Gaming and you need to go AMD if you have a limited budget. And here is where the FX and A series are distinguished:
FX is an older chip and technically can be more powerful than the A series. Difference is, the FX is just a chip and while there are some integrated graphics, they are not as good as the A Series. The A Series is a chipset with 12 cores where 4 cores are dedicated to the CPU and 8 cores are dedicated to the GPU. Meaning it is an integrated graphics chip, but it is specifically designed to be the most efficient and give you the maximum out of the integrated graphics. I'm a big fan of the series for that reason. A few years back I had an A8 laptop and I was running stuff like Sleeping Dogs when it came out at playable settings. We're not talking 60 FPS at Ultra, but we're talking 30 FPS at medium type quality. Basically, the equivalent of a console. I don't know how they do it, but the A series is just really good at gaming on a budget. And so the higher the number the more powerful in the series. A4 to A6 to A8 to A10 (and I think there might even be an A12). I'm not sure why the A8 tends to be better reviewed than the A10, but technically the A10 should be better.
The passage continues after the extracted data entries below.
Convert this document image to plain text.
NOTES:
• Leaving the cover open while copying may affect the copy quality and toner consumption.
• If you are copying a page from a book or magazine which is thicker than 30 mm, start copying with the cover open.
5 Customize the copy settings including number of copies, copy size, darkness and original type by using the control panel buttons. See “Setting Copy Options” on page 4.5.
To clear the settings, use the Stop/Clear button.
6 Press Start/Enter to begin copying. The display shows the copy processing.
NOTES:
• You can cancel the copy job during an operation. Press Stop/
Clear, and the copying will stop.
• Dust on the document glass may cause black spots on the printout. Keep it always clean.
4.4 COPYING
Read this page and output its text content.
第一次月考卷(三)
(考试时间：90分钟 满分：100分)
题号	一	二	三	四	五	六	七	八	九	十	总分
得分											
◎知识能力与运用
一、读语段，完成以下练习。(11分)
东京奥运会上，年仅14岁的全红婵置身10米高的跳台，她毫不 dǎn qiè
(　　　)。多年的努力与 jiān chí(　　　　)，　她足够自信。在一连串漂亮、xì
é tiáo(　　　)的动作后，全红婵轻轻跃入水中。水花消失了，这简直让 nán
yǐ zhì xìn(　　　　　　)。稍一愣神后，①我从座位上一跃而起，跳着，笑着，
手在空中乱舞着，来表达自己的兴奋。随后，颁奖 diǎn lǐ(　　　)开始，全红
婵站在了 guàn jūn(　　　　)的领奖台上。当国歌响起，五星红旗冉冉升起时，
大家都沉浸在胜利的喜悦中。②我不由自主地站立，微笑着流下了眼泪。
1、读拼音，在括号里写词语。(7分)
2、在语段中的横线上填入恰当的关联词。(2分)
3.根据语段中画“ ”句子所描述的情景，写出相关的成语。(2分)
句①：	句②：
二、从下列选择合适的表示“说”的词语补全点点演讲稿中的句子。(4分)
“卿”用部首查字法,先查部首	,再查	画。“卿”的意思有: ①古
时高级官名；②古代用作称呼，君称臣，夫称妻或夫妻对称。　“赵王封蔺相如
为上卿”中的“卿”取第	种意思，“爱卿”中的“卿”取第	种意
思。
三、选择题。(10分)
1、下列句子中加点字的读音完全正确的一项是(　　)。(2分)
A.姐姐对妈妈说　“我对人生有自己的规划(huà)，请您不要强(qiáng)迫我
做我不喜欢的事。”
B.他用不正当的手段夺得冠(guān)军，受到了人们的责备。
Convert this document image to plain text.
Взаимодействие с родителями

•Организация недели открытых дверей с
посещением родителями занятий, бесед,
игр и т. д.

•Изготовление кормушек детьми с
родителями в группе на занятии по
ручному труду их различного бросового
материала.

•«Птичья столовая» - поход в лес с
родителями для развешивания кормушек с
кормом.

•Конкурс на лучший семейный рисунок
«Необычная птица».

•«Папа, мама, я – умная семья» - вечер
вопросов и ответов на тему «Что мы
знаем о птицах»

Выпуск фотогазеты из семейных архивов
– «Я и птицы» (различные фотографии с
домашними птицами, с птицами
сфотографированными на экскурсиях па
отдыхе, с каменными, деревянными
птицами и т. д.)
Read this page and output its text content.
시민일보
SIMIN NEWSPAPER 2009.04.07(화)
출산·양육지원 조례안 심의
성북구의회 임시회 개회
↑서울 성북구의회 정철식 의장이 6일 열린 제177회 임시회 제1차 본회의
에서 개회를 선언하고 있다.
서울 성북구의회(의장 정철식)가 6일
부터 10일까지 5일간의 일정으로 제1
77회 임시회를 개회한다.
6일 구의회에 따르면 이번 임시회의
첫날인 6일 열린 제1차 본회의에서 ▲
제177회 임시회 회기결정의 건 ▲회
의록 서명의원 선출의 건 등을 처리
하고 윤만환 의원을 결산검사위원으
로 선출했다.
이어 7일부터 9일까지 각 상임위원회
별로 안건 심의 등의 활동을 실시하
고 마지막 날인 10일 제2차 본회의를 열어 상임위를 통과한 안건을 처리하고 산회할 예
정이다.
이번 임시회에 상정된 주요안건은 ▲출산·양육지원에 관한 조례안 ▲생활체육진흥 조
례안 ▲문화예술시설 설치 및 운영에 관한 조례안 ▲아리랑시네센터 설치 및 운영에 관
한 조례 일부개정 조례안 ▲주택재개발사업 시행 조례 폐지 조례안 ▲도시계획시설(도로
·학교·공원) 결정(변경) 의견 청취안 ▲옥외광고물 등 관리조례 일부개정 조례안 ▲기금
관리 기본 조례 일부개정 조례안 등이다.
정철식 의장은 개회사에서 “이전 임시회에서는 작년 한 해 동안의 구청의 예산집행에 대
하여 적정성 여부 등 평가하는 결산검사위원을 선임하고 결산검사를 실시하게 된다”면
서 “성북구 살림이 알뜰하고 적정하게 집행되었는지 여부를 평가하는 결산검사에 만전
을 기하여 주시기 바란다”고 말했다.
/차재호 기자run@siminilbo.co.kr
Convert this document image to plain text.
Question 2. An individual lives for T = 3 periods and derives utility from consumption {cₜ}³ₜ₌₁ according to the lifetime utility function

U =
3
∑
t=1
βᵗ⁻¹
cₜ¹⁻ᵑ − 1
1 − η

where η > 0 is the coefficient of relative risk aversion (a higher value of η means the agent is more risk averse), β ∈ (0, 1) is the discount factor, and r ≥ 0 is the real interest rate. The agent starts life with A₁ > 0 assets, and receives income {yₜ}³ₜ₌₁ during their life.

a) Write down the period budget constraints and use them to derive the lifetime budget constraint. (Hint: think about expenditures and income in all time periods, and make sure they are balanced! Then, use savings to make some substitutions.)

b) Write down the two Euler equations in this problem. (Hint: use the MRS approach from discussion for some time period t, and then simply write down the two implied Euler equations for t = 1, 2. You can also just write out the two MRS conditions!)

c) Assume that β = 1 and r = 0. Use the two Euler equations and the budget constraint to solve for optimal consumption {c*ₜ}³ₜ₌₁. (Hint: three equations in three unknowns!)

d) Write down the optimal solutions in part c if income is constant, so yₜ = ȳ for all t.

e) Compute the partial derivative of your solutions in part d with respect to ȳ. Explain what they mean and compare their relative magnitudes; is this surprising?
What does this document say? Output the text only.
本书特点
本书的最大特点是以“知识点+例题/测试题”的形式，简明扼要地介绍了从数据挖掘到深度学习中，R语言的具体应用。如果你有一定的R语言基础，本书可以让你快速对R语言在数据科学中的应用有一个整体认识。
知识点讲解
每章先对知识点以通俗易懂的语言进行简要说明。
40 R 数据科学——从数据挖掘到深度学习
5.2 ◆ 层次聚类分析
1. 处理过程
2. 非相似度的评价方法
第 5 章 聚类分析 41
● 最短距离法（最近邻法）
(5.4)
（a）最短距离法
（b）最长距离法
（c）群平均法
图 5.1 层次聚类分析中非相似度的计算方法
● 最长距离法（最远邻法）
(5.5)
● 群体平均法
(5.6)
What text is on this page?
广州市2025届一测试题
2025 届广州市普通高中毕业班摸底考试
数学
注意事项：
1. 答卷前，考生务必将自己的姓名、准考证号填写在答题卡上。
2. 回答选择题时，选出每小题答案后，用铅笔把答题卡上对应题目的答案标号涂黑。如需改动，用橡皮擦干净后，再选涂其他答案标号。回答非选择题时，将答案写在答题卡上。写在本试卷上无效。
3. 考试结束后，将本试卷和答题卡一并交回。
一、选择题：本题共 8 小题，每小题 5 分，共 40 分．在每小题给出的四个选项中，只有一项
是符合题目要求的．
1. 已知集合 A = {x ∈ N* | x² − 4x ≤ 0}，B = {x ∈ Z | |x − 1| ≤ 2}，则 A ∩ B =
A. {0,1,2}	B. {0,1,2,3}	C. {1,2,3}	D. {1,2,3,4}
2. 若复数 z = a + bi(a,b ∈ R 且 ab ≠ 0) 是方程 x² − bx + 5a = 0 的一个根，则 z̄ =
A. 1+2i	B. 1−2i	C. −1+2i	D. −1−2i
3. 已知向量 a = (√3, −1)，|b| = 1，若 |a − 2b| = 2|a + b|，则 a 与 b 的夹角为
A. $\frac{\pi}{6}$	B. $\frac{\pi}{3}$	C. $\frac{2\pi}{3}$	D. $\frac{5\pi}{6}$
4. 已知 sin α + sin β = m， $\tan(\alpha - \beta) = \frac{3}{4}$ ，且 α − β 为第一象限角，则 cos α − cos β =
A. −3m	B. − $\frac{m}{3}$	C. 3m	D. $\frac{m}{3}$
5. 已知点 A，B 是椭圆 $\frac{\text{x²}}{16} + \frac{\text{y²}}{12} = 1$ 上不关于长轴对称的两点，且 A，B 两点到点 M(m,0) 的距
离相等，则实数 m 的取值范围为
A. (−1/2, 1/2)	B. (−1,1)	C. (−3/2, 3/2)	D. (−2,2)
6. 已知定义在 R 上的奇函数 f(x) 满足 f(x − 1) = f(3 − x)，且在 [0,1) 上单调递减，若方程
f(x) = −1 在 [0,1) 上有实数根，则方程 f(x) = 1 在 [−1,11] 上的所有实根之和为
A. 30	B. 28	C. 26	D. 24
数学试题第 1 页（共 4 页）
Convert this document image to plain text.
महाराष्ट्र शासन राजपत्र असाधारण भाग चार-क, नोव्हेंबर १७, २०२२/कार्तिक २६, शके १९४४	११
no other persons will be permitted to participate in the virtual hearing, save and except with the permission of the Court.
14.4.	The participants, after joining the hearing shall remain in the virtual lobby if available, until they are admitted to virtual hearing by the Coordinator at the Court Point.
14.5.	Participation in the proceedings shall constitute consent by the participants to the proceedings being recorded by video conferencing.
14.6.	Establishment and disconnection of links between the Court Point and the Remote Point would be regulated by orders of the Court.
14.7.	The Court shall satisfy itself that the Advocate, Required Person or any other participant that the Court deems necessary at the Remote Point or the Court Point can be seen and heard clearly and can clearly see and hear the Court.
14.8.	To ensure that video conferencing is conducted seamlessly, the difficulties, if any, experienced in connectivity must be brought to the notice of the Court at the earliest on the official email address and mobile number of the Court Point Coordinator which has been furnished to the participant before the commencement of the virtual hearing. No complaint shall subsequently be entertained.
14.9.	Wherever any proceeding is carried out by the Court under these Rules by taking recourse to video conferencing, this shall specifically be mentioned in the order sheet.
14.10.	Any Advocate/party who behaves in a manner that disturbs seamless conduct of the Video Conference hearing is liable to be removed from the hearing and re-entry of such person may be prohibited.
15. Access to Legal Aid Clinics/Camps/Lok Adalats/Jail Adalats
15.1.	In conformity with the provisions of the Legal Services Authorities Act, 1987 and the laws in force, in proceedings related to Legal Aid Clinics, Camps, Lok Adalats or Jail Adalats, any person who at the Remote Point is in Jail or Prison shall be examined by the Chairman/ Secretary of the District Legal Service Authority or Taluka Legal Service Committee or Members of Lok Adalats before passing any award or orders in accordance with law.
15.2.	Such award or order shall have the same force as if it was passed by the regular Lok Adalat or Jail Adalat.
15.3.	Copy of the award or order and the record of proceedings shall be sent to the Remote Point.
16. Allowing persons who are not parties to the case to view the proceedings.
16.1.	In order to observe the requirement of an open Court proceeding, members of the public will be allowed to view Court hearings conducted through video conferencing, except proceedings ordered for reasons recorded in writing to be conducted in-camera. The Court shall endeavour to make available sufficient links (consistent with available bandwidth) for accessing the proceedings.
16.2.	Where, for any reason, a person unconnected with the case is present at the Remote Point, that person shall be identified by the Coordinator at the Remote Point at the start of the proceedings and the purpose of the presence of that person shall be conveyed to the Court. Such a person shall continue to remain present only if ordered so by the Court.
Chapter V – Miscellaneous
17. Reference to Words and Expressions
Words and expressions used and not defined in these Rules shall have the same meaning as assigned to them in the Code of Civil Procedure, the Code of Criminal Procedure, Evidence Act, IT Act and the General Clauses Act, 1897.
Depending on what you're looking for you can get an A10 for under $300. I did so earlier this year for a gift laptop by using a coupon on the dell outlet to get a refurbed Dell Inspiron with A10 and 12GB of RAM for $277. You want to make sure you get a decent amount of RAM because these integrated GPUs pull from the system RAM since they have no memory of their own. So you want enough RAM to make sure you can power the integrated GPU and the rest of the system. I wouldn't go less than 8GBs. Now these Dell refurbs come with a full year of Dell warranty so it's like buying new in that you get their top notch customer service along with it. I've also seen some new Lenovo laptops in that price range with the A Series in it.
If you have any more questions, let me know, but hopefully this should get you headed in the right direction for your needs.